Passados pouco mais de 40 dias do início do estacionamento rotativo pago em Frederico Westphalen, dados da empresa responsável pelo serviço, É Só Parar Tecnologia em Estacionamento somam cerca de 800 motoristas que ocuparam vagas na área azul e deixaram de pagar pela utilização do espaço. Ainda com funcionamento recente, o modelo requer alguns ajustes para alinhar algumas falhas. A informação é do CTO da organização, Gilberto Feijó.

O empresário esteve na redação do jornal Folha do Noroeste, ontem, 10, acompanhado da gerente local da É Só Parar, Indianara Pereira, para prestar esclarecimentos, ao vivo, aos internautas. Conforme Feijó, sobre esta questão, está sendo firmado um convênio entre a prefeitura, empresa e Brigada Militar, para que as notificações de irregularidades sejam convertidas em multa.

Outro dado apresentado pela empresa é de que, neste período, apenas 16,75% das 900 vagas disponíveis foram ocupadas. “É uma taxa baixíssima, ou seja, hoje, estamos pagando para trabalhar. Porém, é algo comum no início do serviço. Com o tempo, as pessoas se adaptam ao sistema”, ponderou. Ainda, foi registrada a venda de 5.578 tickets pelo débito em placa, 21.973 tickets pelo fiscal de rua e 5.890 tickets pelo aplicativo.

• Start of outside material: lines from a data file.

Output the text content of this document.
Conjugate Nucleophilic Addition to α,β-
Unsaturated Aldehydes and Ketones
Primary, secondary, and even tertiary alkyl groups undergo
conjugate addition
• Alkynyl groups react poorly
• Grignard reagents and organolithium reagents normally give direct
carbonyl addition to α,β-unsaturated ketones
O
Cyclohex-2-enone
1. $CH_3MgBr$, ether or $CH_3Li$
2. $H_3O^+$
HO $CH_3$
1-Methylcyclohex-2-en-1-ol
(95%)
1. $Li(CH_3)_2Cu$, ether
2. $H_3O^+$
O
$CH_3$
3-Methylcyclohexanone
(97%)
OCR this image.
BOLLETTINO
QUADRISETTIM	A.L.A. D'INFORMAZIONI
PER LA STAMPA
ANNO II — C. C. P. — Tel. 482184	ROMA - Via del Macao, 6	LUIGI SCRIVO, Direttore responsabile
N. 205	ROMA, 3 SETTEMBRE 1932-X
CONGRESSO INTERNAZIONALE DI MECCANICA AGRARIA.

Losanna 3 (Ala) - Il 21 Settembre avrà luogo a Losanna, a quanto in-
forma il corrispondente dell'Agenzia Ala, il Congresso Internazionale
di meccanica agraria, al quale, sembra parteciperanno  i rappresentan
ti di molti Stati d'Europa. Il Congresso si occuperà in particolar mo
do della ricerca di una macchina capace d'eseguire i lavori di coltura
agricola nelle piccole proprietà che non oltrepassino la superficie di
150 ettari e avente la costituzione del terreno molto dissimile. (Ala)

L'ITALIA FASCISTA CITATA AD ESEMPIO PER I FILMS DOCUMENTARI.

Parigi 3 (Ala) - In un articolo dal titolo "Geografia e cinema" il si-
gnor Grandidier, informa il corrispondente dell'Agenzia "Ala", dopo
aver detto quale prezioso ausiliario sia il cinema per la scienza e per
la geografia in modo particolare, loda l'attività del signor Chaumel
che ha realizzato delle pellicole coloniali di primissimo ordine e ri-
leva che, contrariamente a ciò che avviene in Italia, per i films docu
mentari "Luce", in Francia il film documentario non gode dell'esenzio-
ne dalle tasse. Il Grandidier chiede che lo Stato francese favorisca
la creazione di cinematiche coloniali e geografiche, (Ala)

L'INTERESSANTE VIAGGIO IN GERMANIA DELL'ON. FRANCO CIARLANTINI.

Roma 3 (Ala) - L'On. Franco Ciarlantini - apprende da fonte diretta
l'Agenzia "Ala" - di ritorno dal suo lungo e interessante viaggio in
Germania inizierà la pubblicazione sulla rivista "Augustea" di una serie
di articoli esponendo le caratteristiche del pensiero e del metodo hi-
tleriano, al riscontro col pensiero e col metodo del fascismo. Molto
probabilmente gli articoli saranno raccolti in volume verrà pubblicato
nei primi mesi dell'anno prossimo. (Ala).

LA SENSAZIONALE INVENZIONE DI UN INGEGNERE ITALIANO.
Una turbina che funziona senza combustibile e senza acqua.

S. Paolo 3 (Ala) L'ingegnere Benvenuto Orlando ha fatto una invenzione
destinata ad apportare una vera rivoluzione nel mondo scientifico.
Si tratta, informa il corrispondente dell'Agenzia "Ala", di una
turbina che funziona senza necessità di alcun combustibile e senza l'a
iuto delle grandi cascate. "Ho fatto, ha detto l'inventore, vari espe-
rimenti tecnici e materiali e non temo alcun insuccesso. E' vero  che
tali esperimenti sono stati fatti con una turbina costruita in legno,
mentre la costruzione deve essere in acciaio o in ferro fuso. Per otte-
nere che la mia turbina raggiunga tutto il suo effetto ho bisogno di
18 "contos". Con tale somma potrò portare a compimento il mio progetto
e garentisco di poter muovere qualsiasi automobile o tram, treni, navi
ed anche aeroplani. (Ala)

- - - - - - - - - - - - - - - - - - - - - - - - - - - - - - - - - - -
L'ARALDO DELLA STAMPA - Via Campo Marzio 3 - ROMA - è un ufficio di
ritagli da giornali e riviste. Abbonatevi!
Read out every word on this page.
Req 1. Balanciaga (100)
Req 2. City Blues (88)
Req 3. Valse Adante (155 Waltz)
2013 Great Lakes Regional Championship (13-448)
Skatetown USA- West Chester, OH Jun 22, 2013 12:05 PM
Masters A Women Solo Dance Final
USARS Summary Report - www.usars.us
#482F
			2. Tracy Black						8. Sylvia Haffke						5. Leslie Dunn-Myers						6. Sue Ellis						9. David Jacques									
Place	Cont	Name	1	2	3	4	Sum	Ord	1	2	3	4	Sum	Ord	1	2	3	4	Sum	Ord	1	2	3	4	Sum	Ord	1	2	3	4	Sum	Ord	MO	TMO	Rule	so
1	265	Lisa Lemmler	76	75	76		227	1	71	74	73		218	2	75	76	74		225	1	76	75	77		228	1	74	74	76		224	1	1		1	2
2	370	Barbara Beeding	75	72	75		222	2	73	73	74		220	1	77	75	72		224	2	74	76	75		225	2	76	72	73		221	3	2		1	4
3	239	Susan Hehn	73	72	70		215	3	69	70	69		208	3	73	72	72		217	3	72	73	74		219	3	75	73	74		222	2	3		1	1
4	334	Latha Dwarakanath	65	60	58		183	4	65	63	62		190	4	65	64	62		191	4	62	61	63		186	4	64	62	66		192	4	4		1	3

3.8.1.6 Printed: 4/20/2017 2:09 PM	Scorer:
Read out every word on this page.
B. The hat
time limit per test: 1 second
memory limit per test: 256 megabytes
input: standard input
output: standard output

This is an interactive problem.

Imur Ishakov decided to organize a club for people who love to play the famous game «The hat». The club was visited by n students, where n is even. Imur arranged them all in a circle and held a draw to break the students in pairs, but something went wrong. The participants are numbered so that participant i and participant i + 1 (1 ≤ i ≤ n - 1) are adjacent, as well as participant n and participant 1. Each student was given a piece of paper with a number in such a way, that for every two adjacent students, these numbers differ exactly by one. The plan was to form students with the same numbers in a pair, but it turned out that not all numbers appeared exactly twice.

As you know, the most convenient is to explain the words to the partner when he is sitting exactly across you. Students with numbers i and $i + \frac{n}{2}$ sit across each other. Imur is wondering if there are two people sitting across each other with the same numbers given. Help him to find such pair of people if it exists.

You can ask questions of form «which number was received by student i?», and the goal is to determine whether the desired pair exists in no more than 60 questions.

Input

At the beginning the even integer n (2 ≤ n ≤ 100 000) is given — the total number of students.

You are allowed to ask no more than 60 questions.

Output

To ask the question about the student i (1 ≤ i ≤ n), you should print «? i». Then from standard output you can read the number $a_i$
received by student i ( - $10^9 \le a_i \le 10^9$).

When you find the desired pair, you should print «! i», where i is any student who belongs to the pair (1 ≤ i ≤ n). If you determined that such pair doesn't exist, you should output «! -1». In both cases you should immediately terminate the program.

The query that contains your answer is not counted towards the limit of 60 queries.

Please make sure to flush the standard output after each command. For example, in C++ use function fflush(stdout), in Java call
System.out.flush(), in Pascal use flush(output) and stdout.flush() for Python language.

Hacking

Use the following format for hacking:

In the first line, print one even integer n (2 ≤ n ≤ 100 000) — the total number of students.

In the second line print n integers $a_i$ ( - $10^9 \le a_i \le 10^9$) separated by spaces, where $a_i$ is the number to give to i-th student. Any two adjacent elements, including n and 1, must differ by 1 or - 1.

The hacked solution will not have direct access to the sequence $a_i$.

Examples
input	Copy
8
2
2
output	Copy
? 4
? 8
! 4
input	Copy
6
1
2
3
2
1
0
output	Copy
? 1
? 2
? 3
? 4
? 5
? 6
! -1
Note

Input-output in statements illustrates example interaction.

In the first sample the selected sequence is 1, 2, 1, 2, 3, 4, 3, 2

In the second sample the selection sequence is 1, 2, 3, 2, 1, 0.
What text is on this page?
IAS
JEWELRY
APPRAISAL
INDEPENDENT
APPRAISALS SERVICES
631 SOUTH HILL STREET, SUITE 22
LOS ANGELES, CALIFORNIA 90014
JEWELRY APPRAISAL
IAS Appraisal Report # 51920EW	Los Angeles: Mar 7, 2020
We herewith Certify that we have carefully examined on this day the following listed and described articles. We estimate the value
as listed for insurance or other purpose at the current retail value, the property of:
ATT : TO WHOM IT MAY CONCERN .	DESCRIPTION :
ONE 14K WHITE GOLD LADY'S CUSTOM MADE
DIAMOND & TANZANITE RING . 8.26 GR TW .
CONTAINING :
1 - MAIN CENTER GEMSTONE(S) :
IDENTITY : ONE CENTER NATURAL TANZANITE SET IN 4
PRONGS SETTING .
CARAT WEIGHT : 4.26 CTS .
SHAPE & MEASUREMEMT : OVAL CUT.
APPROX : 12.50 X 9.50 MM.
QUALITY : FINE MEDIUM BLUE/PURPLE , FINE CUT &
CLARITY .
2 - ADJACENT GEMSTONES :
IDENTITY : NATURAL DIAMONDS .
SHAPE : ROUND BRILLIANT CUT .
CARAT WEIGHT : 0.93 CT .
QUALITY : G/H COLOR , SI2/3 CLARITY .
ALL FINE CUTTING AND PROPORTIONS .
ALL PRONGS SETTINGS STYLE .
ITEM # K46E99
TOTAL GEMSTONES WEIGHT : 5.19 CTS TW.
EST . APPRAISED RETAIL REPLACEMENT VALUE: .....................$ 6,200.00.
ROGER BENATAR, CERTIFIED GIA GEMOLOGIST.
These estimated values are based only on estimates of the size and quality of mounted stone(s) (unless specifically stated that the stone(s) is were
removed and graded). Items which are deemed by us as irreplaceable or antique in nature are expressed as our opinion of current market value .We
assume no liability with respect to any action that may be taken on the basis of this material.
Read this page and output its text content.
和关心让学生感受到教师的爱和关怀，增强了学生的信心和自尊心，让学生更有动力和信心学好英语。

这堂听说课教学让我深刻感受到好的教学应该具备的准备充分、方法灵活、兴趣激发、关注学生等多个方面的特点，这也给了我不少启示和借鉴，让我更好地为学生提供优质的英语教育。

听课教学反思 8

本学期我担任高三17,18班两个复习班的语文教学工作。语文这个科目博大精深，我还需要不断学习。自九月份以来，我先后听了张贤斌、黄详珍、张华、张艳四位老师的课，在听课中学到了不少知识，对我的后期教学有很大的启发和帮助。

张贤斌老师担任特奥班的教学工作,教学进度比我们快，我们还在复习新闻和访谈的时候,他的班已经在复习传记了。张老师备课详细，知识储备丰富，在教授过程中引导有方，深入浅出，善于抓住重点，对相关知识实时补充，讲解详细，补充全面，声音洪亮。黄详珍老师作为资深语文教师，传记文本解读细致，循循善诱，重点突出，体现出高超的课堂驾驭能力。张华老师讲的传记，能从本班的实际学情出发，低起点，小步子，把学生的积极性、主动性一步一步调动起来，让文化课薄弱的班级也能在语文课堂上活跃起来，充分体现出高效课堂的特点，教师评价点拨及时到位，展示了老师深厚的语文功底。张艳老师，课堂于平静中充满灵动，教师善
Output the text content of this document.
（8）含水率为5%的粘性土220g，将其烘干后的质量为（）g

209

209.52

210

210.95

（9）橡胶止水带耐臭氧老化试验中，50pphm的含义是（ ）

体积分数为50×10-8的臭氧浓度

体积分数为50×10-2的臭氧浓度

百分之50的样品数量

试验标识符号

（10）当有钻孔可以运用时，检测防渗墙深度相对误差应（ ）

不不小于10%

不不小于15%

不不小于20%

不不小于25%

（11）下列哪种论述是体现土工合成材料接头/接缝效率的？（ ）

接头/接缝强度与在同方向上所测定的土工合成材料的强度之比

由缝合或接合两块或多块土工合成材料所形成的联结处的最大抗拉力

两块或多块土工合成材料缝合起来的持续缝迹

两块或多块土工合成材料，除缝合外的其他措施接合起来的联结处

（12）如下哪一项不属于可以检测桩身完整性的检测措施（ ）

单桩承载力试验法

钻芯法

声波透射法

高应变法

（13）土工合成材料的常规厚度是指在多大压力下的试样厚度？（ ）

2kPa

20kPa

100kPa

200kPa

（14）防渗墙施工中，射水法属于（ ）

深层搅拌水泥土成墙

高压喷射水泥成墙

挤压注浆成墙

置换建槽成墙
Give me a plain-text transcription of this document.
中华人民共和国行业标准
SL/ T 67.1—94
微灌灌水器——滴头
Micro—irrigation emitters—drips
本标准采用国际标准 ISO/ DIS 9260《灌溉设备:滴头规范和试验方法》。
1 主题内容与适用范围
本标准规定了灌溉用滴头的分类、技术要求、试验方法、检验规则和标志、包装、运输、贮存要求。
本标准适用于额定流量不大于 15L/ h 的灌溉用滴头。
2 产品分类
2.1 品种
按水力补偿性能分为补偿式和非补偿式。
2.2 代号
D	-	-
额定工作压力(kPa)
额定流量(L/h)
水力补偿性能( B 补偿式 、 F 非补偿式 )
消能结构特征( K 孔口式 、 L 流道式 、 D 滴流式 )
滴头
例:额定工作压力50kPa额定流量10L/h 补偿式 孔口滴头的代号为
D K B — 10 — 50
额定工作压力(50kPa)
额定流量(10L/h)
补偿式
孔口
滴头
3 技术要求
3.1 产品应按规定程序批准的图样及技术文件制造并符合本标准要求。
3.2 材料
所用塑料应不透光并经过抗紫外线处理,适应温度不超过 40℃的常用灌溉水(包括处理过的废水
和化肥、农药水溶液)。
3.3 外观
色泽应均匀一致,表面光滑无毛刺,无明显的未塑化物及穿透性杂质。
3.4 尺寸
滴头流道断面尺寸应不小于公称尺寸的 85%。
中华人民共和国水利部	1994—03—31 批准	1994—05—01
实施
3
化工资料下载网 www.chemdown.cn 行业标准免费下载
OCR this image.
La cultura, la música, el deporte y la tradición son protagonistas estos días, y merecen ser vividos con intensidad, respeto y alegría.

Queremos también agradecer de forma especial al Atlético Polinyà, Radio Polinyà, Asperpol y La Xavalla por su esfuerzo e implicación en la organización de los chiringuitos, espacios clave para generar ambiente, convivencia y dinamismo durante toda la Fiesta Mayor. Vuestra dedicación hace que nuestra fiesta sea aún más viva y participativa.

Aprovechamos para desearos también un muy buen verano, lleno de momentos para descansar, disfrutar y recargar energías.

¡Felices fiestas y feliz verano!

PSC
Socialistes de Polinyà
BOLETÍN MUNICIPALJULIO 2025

Durante a entrevista, o CTO lembrou os benefícios para o usuário, de realizar a inserção de créditos pela placa, o que pode ser feito via site ou no escritório da empresa, localizado na Rua Presidente Kennedy – antiga sede da RGE –, ou ainda, baixando o aplicativo. “Isso evita que o usuário necessite esperar ou procurar o fiscal, que atende, em média, 80 vagas”, destacou.

Sem tolerância

Em virtude das regras contidas na lei que rege o estacionamento rotativo no município, não estão previstos minutos de tolerância para ocupação das vagas, ou seja, para não cometer uma irregularidade, o usuário deve ter créditos ou acionar o fiscal assim que estacionar o veículo. “Hoje, pelo porte da cidade, que não comportaria um investimento em sensores para as vagas, não temos como fazer esse controle”, esclarece.

Nos próximos meses – a previsão é até abril –, a empresa deve implantar o serviço de wifi na rua, que vai facilitar a utilização do aplicativo, já que o usuário que inserir os créditos, poderá utilizar a internet de forma gratuita, sem gastar dados móveis. “Ainda estamos estudando com a prefeitura, em deixar liberado o sinal em alguns locais, aos finais de semana, por exemplo. Não somos uma empresa de cobrança de estacionamento, mas de prestação de serviços”, advertiu.

Problemas

Desacato aos fiscais, placas numéricas de identificação das vagas arrancadas e motoristas que tentam burlar o pagamento são alguns dos problemas que vêm sendo registrados nestes primeiros dias do serviço. A É Só Parar está trabalhando na instalação de câmeras para que as imagens possam auxiliar na busca por providências, já que tratam-se de crimes ou infrações que serão punidos.

Outro alerta diz respeito à ocupação das vagas especiais de cadeirantes e idosos. “Veículos estacionados nestes locais e que não estiverem identificados como especiais, serão guinchados”, advertiu o empresário.